Inspired by the amazing Python project [pymoo](https://github.com/anyoptimization/pymoo), `pymoors` delivers both the speed of Rust and the ease-of-use of Python.

## Installation

```bash
pip install pymoors
```

## Quickstart

```python
import numpy as np

from pymoors import (
    Nsga2,
    RandomSamplingBinary,
    BitFlipMutation,
    SinglePointBinaryCrossover,
    ExactDuplicatesCleaner,
)
from pymoors.typing import TwoDArray


PROFITS = np.array([2, 3, 6, 1, 4])
QUALITIES = np.array([5, 2, 1, 6, 4])
WEIGHTS = np.array([2, 3, 6, 2, 3])
CAPACITY = 7


def knapsack_fitness(genes: TwoDArray) -> TwoDArray:
    # Calculate total profit
    profit_sum = np.sum(PROFITS * genes, axis=1, keepdims=True)
    # Calculate total quality
    quality_sum = np.sum(QUALITIES * genes, axis=1, keepdims=True)

    # We want to maximize profit and quality,
    # so in pymoors we minimize the negative values
    f1 = -profit_sum
    f2 = -quality_sum
    return np.column_stack([f1, f2])


def knapsack_constraint(genes: TwoDArray) -> TwoDArray:
    # Calculate total weight
    weight_sum = np.sum(WEIGHTS * genes, axis=1, keepdims=True)
    # Inequality constraint: weight_sum <= capacity
    return weight_sum - CAPACITY


algorithm = Nsga2(
    sampler=RandomSamplingBinary(),
    crossover=SinglePointBinaryCrossover(),
    mutation=BitFlipMutation(gene_mutation_rate=0.5),
    fitness=knapsack_fitness,
    constraints_fn=knapsack_constraint,
    duplicates_cleaner=ExactDuplicatesCleaner(),
    num_vars=5,
    num_objectives=1,
    num_constraints=1,
    population_size=32,
    num_offsprings=32,
    num_iterations=10,
    mutation_rate=0.1,
    crossover_rate=0.9,
    keep_infeasible=False,
)

algorithm.run()
pop = algorithm.population
# Get genes
>>> pop.genes
array([[1., 0., 0., 1., 1.],
       [0., 1., 0., 0., 1.],
       [1., 1., 0., 1., 0.],
       ...])
# Get fitness
>>> pop.fitness
array([[ -7., -15.],
       [ -7.,  -6.],
       [ -6., -13.],
       ...])
# Get constraints_fn evaluation
>>> pop.constraints_fn
array([[ 0.],
       [-1.],
       [ 0.],
       ...])
# Get rank
>>> pop.rank
array([0, 1, 1, 2, ...], dtype=uint64)
# Get best individuals
>>> pop.best
[<pymoors.schemas.Individual object at 0x...>]
>>> pop.best[0].genes
array([1., 0., 0., 1., 1.])
>>> pop.best[0].fitness
array([ -7., -15.])
>>> pop.best[0].constraints_fn
array([0.])
```

In this small example, the algorithm finds a single solution on the Pareto front: selecting the items **(A, D, E)**, with a profit of **7** and a quality of **15**. This means there is no other combination that can match or exceed *both* objectives without exceeding the knapsack capacity (7).

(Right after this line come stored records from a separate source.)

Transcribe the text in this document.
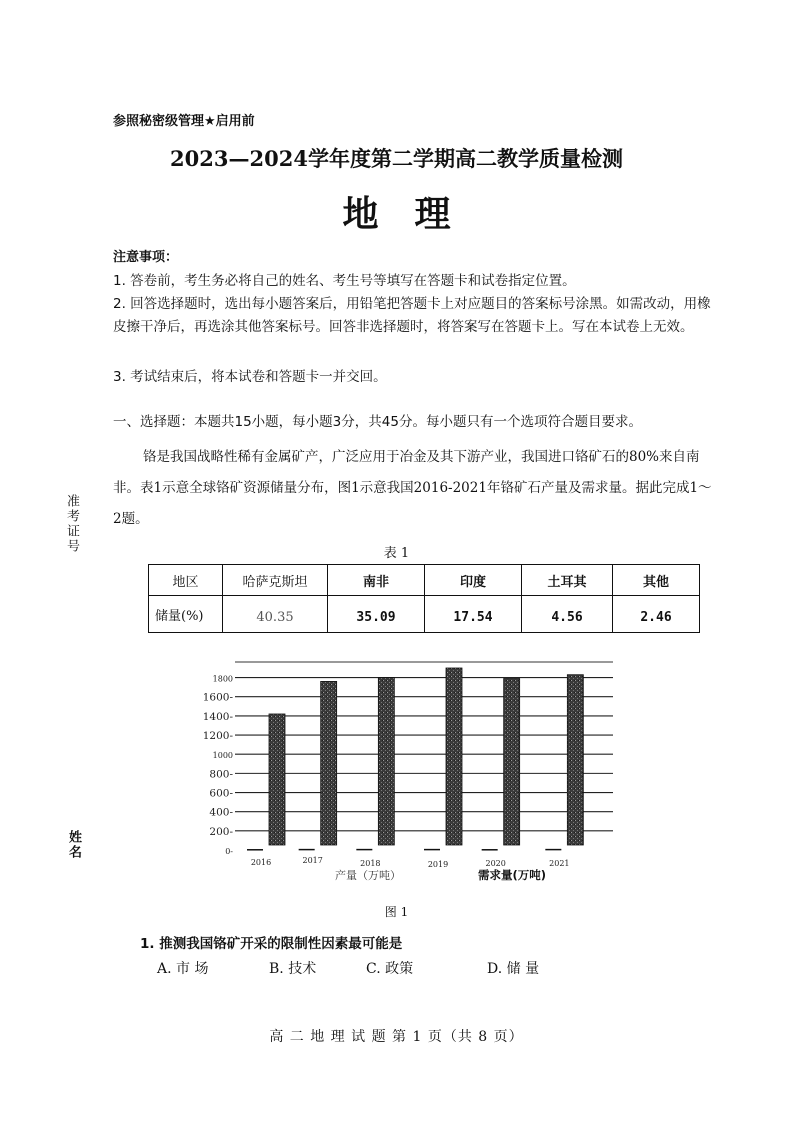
参照秘密级管理★启用前
2023—2024学年度第二学期高二教学质量检测
地理
注意事项：
1. 答卷前，考生务必将自己的姓名、考生号等填写在答题卡和试卷指定位置。
2. 回答选择题时，选出每小题答案后，用铅笔把答题卡上对应题目的答案标号涂黑。如需改动，用橡皮擦干净后，再选涂其他答案标号。回答非选择题时，将答案写在答题卡上。写在本试卷上无效。
3. 考试结束后，将本试卷和答题卡一并交回。
一、选择题：本题共15小题，每小题3分，共45分。每小题只有一个选项符合题目要求。
铬是我国战略性稀有金属矿产，广泛应用于冶金及其下游产业，我国进口铬矿石的80%来自南非。表1示意全球铬矿资源储量分布，图1示意我国2016-2021年铬矿石产量及需求量。据此完成1～2题。
表 1
地区	哈萨克斯坦	南非	印度	土耳其	其他
储量(%)	40.35	35.09	17.54	4.56	2.46
准考证号
姓名	0-
200-
400-
600-
800-
1000
1200-
1400-
1600-
1800
2016	2017	2018	2019	2020	2021
产量（万吨）	需求量(万吨)
图 1
1. 推测我国铬矿开采的限制性因素最可能是
A. 市 场	B. 技术	C. 政策	D. 储 量
高 二 地 理 试 题 第 1 页（共 8 页）
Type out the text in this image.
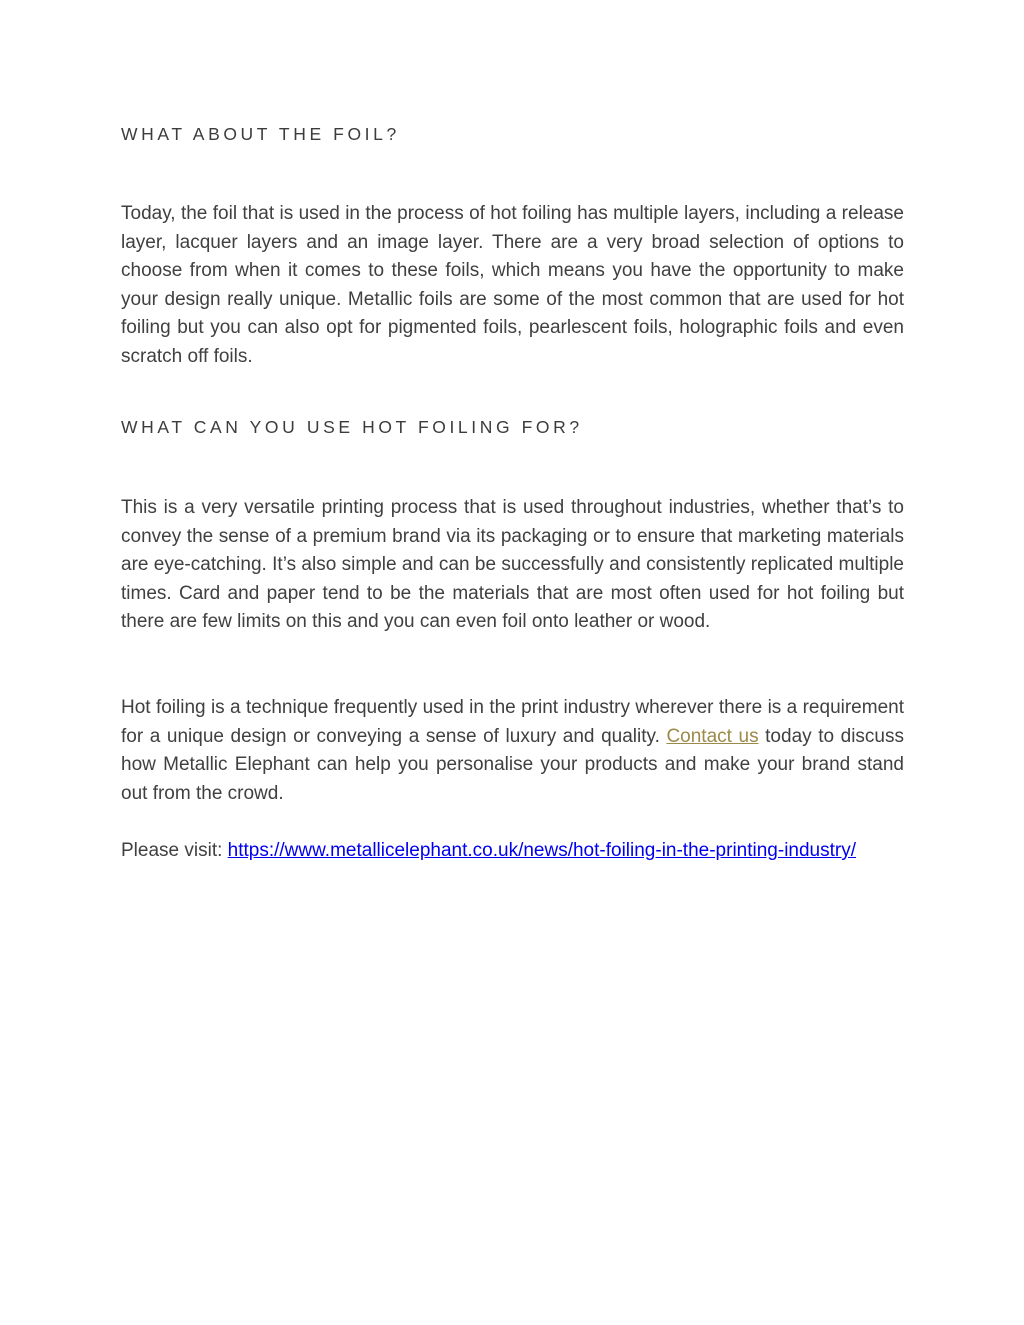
WHAT ABOUT THE FOIL?

Today, the foil that is used in the process of hot foiling has multiple layers, including a release layer, lacquer layers and an image layer. There are a very broad selection of options to choose from when it comes to these foils, which means you have the opportunity to make your design really unique. Metallic foils are some of the most common that are used for hot foiling but you can also opt for pigmented foils, pearlescent foils, holographic foils and even scratch off foils.

WHAT CAN YOU USE HOT FOILING FOR?

This is a very versatile printing process that is used throughout industries, whether that’s to convey the sense of a premium brand via its packaging or to ensure that marketing materials are eye-catching. It’s also simple and can be successfully and consistently replicated multiple times. Card and paper tend to be the materials that are most often used for hot foiling but there are few limits on this and you can even foil onto leather or wood.

Hot foiling is a technique frequently used in the print industry wherever there is a requirement for a unique design or conveying a sense of luxury and quality. Contact us today to discuss how Metallic Elephant can help you personalise your products and make your brand stand out from the crowd.

Please visit: https://www.metallicelephant.co.uk/news/hot-foiling-in-the-printing-industry/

Once the algorithm finishes, it stores a `population` attribute that contains all the individuals evaluated during the search.

## Contributing

Contributions welcome! Please read the [contribution guide](https://andresliszt.github.io/moo-rs/development) and open issues or PRs in the relevant crate’s repository

## License

This project is licensed under the MIT License.